Les Émirats arabes unis franchissent une nouvelle étape vers la monnaie numérique. RAKBank a obtenu une approbation de principe de la Banque centrale des EAU (CBUAE) pour émettre une monnaie numérique adossée à la valeur du dirham. Cette stablecoin vise à moderniser et à rendre plus efficaces les paiements, tant à l’intérieur qu’à l’extérieur du pays.
Cette annonce s’inscrit dans un mouvement plus large aux EAU, où banques, régulateurs et entreprises technologiques s’associent pour créer un système financier numérique réglementé.
Que signifie l’approbation de la banque centrale ?
L’approbation de principe signifie que la banque centrale a donné son accord initial au projet de RAKBank. Toutefois, la banque ne pourra émettre la stablecoin qu’après avoir satisfait à des exigences légales et opérationnelles supplémentaires. RAKBank est déjà sous la supervision de la CBUAE et dispose des licences bancaires requises.
Ce n’est qu’après une évaluation définitive que le dirham numérique pourra être lancé.
Comment fonctionne la stablecoin en dirhams de RAKBank ?
La stablecoin sera entièrement soutenue par de véritables dirhams. Pour chaque unité numérique en circulation, un dirham sera conservé sur un compte bancaire séparé et réglementé. Cela doit garantir la stabilité de sa valeur.
Le système sera géré via des contrats intelligents, programmes numériques qui exécutent automatiquement les transactions et contrôles. Des rapports en temps réel seront également utilisés pour fournir des informations sur les réserves soutenant la monnaie numérique.
Les actifs numériques comme priorité pour RAKBank
Le lancement de sa propre stablecoin s’inscrit dans la stratégie numérique plus large de RAKBank. Dès 2025, la banque avait annoncé que les clients particuliers auraient accès au commerce de cryptomonnaies via un partenaire réglementé.

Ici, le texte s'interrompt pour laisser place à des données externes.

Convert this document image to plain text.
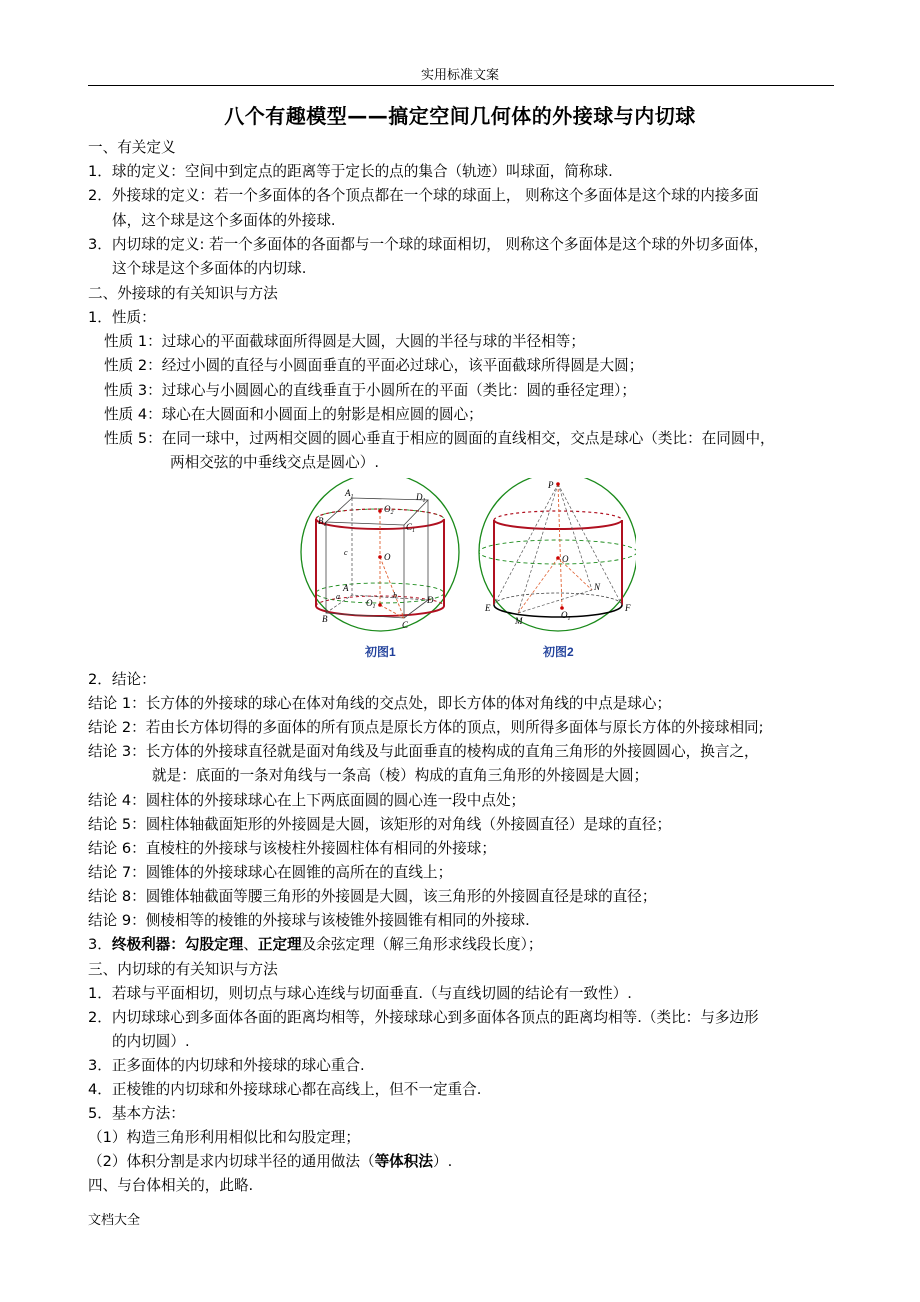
实用标准文案
八个有趣模型——搞定空间几何体的外接球与内切球
一、有关定义
1．球的定义：空间中到定点的距离等于定长的点的集合（轨迹）叫球面，简称球.
2．外接球的定义：若一个多面体的各个顶点都在一个球的球面上， 则称这个多面体是这个球的内接多面
体，这个球是这个多面体的外接球.
3．内切球的定义: 若一个多面体的各面都与一个球的球面相切， 则称这个多面体是这个球的外切多面体，
这个球是这个多面体的内切球.
二、外接球的有关知识与方法
1．性质：
性质 1：过球心的平面截球面所得圆是大圆，大圆的半径与球的半径相等；
性质 2：经过小圆的直径与小圆面垂直的平面必过球心，该平面截球所得圆是大圆；
性质 3：过球心与小圆圆心的直线垂直于小圆所在的平面（类比：圆的垂径定理）；
性质 4：球心在大圆面和小圆面上的射影是相应圆的圆心；
性质 5：在同一球中，过两相交圆的圆心垂直于相应的圆面的直线相交，交点是球心（类比：在同圆中，
两相交弦的中垂线交点是圆心）.
$A_1$	$D_1$
$B_1$	$C_1$
$O_2$
O
$O_1$
A
B
C
D
a	b
c
P
O
N
E	F
M
$O_1$
初图1	初图2
2．结论：
结论 1：长方体的外接球的球心在体对角线的交点处，即长方体的体对角线的中点是球心；
结论 2：若由长方体切得的多面体的所有顶点是原长方体的顶点，则所得多面体与原长方体的外接球相同;
结论 3：长方体的外接球直径就是面对角线及与此面垂直的棱构成的直角三角形的外接圆圆心，换言之，
就是：底面的一条对角线与一条高（棱）构成的直角三角形的外接圆是大圆；
结论 4：圆柱体的外接球球心在上下两底面圆的圆心连一段中点处；
结论 5：圆柱体轴截面矩形的外接圆是大圆，该矩形的对角线（外接圆直径）是球的直径；
结论 6：直棱柱的外接球与该棱柱外接圆柱体有相同的外接球；
结论 7：圆锥体的外接球球心在圆锥的高所在的直线上；
结论 8：圆锥体轴截面等腰三角形的外接圆是大圆，该三角形的外接圆直径是球的直径；
结论 9：侧棱相等的棱锥的外接球与该棱锥外接圆锥有相同的外接球.
3．终极利器：勾股定理、正定理及余弦定理（解三角形求线段长度）；
三、内切球的有关知识与方法
1．若球与平面相切，则切点与球心连线与切面垂直.（与直线切圆的结论有一致性）.
2．内切球球心到多面体各面的距离均相等，外接球球心到多面体各顶点的距离均相等.（类比：与多边形
的内切圆）.
3．正多面体的内切球和外接球的球心重合.
4．正棱锥的内切球和外接球球心都在高线上，但不一定重合.
5．基本方法：
（1）构造三角形利用相似比和勾股定理；
（2）体积分割是求内切球半径的通用做法（等体积法）.
四、与台体相关的，此略.
文档大全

Selon le PDG Raheel Ahmed, l’approbation de la banque centrale souligne l’engagement de RAKBank envers une innovation sûre et réglementée dans le secteur financier.
Les EAU renforcent la réglementation des monnaies numériques
Ces dernières années, les EAU ont mis en place un cadre réglementaire complet pour les actifs numériques. Outre la banque centrale, les régulateurs d’Abou Dhabi et de Dubaï jouent un rôle clé dans la régulation des stablecoins, des entreprises de cryptomonnaies et des produits financiers numériques.
Dans ce cadre, les jetons adossés au dirham sont perçus comme un moyen de moderniser les paiements, de stimuler l’économie numérique et de rendre les flux monétaires internationaux plus efficaces. Cela est particulièrement pertinent dans un pays où de nombreux travailleurs envoient de l’argent à l’étranger.
La concurrence s’intensifie sur le marché des stablecoins
RAKBank n’est pas la seule à se lancer dans un dirham numérique. La société de télécommunications e& teste actuellement l’AE Coin, une stablecoin utilisée pour le paiement des factures. Des acteurs internationaux tels que Circle et Ripple ont également obtenu l’autorisation d’offrir leurs monnaies numériques à Abou Dhabi pour un usage institutionnel.
Le marché des stablecoins aux EAU se développe rapidement et attire de plus en plus d’entreprises traditionnelles.
Ras Al Khaimah se positionne comme un centre pour le Web3
L’émirat de Ras Al Khaimah, où RAKBank est basé, souhaite se profiler comme un hub pour le Web3 et l’économie numérique. Via RAK DAO, des startups sont soutenues avec un cadre juridique pour les organisations numériques.
Un programme d’accélérateur a également été lancé avec un fonds de 2 millions de dollars, destiné aux startups dans des secteurs tels que la blockchain, l’intelligence artificielle et le jeu vidéo.
Des questions subsistent sur la technologie et l’utilisation
Malgré les avancées positives, des questions restent en suspens. On ignore encore quelle technologie blockchain RAKBank utilisera et comment la stablecoin s’intégrera aux systèmes de paiement internationaux existants. La collaboration pratique entre les règles fédérales et les zones franches doit également être éprouvée.
L’acceptation, clé du succès
Le succès du dirham numérique dépendra en fin de compte de son adoption par les entreprises et les consommateurs. Les régulateurs et les banques se préparent à un avenir numérique, mais sans applications claires et avantages tangibles, une adoption large pourrait ne pas voir le jour.
Les prochaines années détermineront si les stablecoins en dirhams s’intègrent durablement dans les transactions quotidiennes aux EAU.